A operação teve como objetivo localizar armas e munições registradas em nome do ex-chefe do Executivo.
A informação foi confirmada pela defesa de Bolsonaro, representada pelo advogado João Henrique Freitas.
“Acabo de sair da residência do presidente Jair Bolsonaro, após acompanhar mais uma busca e apreensão da Polícia Federal determinada pelo ministro Alexandre de Moraes”, afirmou o advogado.
Segundo interlocutores do ex-presidente, nenhum material foi encontrado durante o cumprimento do mandado.
Em publicação nas redes sociais, João Henrique Freitas classificou a ação como “lamentável”.
“O mandado buscava armas, munições, acessórios e documentos de registro. A defesa já havia informado previamente o paradeiro de todas as armas. Resultado: nada foi encontrado. É lamentável que um ex-presidente da República ainda seja submetido a esse tipo de ação”, declarou.
Jair Bolsonaro teve o registro de porte de armas revogado por decisão do Supremo Tribunal Federal (STF). Ao todo, havia 10 armas registradas em seu nome.
De acordo com informações encaminhadas pelo Exército ao ministro Alexandre de Moraes, oito dessas armas estavam sob a guarda da instituição, enquanto duas ainda não haviam sido localizadas.
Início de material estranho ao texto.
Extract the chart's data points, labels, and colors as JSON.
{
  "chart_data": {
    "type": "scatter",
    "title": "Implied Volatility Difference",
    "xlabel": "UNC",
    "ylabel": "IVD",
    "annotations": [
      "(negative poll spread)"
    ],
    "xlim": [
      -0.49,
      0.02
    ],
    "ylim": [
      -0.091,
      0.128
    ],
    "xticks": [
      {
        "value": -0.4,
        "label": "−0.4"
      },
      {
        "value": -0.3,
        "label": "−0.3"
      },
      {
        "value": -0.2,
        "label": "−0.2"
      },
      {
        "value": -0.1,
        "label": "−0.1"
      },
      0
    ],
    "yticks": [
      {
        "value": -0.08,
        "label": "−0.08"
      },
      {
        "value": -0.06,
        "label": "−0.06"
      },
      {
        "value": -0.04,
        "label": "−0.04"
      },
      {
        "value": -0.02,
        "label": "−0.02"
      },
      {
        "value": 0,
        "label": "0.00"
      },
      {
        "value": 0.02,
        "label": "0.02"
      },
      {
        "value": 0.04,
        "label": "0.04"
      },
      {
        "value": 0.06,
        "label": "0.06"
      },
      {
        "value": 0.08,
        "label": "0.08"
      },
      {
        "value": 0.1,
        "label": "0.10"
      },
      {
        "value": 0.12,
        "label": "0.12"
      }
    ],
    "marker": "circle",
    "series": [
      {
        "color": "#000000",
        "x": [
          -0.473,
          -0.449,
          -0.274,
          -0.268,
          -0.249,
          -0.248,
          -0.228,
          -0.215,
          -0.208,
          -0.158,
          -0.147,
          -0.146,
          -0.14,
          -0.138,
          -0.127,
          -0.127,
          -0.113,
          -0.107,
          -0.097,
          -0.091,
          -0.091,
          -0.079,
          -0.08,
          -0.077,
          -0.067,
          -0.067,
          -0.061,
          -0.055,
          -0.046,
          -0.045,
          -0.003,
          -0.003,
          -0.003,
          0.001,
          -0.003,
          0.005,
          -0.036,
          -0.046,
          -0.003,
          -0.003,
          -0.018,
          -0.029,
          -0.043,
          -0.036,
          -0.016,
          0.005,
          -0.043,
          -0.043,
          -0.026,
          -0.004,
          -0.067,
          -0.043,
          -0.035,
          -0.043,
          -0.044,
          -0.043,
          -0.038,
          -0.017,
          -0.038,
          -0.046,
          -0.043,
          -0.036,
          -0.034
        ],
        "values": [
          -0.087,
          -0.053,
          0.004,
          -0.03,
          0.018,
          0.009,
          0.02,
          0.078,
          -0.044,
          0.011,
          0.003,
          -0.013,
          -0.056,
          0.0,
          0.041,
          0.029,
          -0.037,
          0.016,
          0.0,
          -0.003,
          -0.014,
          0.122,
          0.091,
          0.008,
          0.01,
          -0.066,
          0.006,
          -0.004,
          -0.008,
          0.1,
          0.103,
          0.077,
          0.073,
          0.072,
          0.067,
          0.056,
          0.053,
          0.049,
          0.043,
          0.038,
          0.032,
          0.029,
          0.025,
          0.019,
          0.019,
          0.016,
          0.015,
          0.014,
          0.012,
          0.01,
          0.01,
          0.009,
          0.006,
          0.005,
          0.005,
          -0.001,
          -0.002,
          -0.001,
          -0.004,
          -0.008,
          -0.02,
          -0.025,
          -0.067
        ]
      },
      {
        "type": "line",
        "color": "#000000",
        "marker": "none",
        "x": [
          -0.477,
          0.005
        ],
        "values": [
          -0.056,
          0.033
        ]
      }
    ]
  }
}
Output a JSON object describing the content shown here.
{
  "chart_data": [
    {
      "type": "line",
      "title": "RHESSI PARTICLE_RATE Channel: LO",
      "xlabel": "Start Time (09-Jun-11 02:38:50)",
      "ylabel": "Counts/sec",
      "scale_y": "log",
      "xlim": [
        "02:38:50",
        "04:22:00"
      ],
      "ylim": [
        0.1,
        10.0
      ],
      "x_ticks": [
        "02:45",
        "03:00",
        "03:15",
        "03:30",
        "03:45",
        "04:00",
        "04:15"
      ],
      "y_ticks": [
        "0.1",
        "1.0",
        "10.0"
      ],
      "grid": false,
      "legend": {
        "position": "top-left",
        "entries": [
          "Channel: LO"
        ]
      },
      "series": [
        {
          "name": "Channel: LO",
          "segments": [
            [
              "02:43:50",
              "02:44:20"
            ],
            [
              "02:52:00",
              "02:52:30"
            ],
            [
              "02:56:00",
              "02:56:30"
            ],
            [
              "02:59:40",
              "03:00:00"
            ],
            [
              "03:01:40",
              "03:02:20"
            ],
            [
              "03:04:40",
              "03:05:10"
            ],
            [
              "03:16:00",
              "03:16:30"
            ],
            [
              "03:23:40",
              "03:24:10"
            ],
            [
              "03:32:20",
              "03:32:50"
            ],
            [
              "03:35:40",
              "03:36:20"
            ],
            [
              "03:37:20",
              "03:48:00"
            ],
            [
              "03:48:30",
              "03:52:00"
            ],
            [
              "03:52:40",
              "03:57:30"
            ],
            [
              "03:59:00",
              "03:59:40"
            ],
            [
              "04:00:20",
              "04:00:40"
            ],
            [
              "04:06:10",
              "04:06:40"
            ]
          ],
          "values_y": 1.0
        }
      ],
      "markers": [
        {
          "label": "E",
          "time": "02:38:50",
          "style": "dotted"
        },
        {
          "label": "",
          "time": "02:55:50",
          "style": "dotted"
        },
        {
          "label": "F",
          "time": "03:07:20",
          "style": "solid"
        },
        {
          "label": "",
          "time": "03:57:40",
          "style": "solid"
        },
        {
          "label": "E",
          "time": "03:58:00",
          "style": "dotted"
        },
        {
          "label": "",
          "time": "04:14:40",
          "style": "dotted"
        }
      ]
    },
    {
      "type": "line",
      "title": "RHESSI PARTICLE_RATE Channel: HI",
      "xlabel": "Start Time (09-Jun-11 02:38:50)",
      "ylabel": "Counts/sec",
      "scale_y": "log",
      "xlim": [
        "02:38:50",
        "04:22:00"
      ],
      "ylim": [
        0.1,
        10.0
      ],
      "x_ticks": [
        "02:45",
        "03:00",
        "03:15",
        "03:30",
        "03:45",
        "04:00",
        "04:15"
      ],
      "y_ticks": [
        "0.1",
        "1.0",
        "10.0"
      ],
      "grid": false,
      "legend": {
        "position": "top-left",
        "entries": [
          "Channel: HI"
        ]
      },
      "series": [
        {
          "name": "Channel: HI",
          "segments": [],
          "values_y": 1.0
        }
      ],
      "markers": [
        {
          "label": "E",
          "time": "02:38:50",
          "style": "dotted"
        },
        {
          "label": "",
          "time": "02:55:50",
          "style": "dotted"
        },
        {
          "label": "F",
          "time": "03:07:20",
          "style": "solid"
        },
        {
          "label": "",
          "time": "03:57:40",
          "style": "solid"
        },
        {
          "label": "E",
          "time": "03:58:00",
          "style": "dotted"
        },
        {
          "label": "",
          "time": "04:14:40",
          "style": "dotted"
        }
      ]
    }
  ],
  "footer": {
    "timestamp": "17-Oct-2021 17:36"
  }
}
Conforme esclarecimentos apresentados pela defesa ao STF nesta semana, uma das armas, uma espingarda, foi recebida como presente pelo ex-presidente, mas permaneceu na loja onde foi adquirida, em Caxias do Sul (RS), sem nunca ter sido retirada. Já a segunda, uma pistola, estaria sob custódia da Polícia Civil após ter sido apreendida durante uma fiscalização de trânsito.